You can clone the history by
clonevar work = all
gen length1 = .
gen length2 = .
and set up your count variables. Here count_4 will hold counts of 4 or more.
gen count_4 = 0
gen count_3 = 0
gen count_2 = 0
First we look for move sequences of length 42, ..., 2. Every time we find one, we blank it out and bump up the count.
qui forval j = 42(-1)2 {
replace length1 = length(work)
local pattern : di _dup(`j') "1"
replace work = subinstr(work, "`pattern'", "", .)
replace length2 = length(work)
if `j' >= 4 {
replace count4 = count4 + (length1 - length2) / `j'
}
else if `j' == 3 {
replace count3 = count3 + (length1 - length2) / 3
}
else if `j' == 2 {
replace count2 = count2 + (length1 - length2) / 2
}
}
The important details here are
If we delete (repeated instances of) a pattern and measure the change in length, we have just deleted (change in length) / (length of pattern) instances of that pattern.

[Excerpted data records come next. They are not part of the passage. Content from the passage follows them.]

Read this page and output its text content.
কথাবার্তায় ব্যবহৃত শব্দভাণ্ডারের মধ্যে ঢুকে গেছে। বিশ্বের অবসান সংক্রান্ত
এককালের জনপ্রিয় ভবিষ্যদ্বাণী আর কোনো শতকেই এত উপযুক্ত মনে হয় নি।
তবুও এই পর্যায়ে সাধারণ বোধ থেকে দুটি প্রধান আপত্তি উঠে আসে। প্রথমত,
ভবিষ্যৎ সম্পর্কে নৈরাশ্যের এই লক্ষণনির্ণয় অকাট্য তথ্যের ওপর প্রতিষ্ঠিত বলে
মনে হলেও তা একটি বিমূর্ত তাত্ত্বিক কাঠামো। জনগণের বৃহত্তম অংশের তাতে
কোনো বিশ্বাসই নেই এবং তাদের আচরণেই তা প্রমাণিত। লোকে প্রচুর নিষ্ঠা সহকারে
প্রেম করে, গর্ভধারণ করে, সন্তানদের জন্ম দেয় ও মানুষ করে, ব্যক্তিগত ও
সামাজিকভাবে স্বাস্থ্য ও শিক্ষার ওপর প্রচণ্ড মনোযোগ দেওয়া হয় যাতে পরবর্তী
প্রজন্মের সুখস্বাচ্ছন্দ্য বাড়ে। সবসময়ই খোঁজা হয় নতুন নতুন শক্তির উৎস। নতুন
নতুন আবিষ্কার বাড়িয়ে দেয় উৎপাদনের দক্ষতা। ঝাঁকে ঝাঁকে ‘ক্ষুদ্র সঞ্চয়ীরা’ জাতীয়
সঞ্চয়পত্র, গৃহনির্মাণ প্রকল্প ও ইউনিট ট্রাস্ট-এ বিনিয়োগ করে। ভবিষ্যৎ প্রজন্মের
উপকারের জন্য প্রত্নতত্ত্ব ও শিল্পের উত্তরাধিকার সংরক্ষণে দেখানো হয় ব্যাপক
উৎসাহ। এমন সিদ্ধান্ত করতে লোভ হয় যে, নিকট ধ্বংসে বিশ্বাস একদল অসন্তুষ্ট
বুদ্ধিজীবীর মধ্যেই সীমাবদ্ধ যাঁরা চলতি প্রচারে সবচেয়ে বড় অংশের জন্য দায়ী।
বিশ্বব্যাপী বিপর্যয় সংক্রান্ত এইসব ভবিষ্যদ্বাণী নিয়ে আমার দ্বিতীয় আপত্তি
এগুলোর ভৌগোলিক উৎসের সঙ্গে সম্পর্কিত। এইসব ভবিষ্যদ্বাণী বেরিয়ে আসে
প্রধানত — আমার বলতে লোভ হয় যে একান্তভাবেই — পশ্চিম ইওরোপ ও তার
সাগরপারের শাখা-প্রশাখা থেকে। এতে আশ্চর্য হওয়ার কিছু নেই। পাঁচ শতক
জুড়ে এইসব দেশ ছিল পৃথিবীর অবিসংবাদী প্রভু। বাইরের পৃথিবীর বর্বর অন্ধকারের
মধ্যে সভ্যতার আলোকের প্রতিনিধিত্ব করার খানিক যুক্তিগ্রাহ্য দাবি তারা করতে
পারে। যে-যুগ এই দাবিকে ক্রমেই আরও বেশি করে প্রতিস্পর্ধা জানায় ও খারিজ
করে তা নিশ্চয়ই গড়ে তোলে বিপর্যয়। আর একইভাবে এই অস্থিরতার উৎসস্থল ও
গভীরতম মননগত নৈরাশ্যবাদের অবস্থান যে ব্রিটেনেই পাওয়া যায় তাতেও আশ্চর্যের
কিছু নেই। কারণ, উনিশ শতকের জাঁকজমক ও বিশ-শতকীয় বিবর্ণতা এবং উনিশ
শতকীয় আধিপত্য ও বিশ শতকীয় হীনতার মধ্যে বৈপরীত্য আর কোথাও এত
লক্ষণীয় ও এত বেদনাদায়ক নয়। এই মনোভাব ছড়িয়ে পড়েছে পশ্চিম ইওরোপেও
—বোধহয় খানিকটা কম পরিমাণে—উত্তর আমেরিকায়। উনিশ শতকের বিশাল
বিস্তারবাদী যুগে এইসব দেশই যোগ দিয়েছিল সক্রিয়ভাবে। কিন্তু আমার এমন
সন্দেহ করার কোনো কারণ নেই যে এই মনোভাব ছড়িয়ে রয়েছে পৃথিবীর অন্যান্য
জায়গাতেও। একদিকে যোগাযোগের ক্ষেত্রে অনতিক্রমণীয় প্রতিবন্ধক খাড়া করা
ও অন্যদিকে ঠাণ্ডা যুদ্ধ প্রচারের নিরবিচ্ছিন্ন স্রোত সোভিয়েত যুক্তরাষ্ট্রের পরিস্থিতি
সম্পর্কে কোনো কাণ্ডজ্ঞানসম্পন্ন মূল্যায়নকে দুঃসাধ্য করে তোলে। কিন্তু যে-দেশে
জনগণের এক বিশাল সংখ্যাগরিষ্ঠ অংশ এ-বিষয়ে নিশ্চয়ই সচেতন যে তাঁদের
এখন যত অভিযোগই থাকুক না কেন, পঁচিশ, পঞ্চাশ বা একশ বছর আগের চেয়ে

So, if I look for "11" and found that the length decreased by 4, I just found two instances.
Working downwards and deleting what we found ensures that we don't find false positives, e.g. if "1111111" is deleted, we don't find later "111111", "11111", ..., "11" which are included within it.
Deletion implies that we should work on a clone in order not to destroy what is of interest.